= Kannambra =

Gram panchayat in the Palakkad district, Kerala, India

Kannambra is a gram panchayat in the Palakkad district, state of Kerala, India. It is the local government organisation that serves the villages of Kannambra-I and Kannambra-II.

According to William Logan in the 1700s, only Kannambra Vela and Kavassery Pooram existed in the then Palakkad district. In William Logan's Malabar Manual, the first authoritative history book of Kerala published in 1887, only these two festivals are mentioned in the then Palakkad district. Palakkad was only a taluk in the then Malabar district. Therefore, the present-day Valluvanadan areas are not included in this area.

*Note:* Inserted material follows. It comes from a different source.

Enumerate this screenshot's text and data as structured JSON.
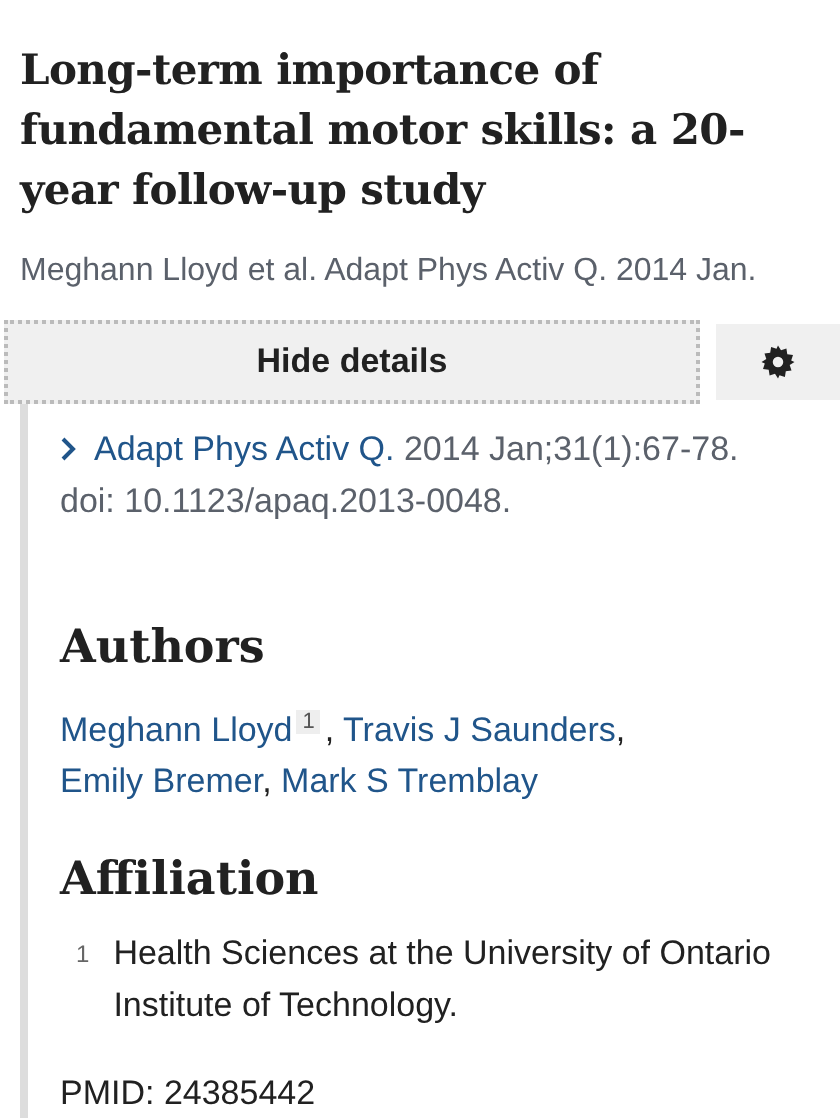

Kannambra Kavu is the first and oldest Kavu in Palakkad region

- kannambra is famous for Kannambra Vela . It is celebrated yearly at every May 24/25 . This Vela is the oldest festival in Palakkad district. The biggest festival in Palakkad is Kannambra Vela. In the present biggest firework in Palakkad district is Kannambra Vela.
- it is also known as Chakka vela. Chakka Vela means the festival of jackfruit harvesting. Kannambra Vela is the last Vela festival in Palakkad district. It is conducted at Kannambra Bhagavati Temple.
- Biggest fire work in Palakkad district.
- Kannambara Vela is the oldest Vela festival in Palakkad district. The Kannambara Vela is mentioned in William Logan's Malabar Manual, an authoritative history book of Kerala.
- It is said that the goddess who conducts Kavassery Pooram and the goddess who conducts Kannambara Vela are mother and daughter. Therefore, the Kavassery Pooram Kannamba Vela is also seen with equal importance.
- The Nenmara Vallangi Vela was later created in the 1950s, inspired by the Kannamba Vela.
- Tharoor Vela (AD 800), Kunissery Kummatty (AD 1400) and Puthiyankam Kattussery Vela (AD 1500) are the oldest Vela festivals created later by taking inspiration from these two festivals.

==Demographics==
As of 2011 India census, Kannambra-I had a population of 14,303 with 6,984 males and 7,319 females.
As of 2011 India census, Kannambra-II had a population of 10,768 with 5,197 males and 5,571 females.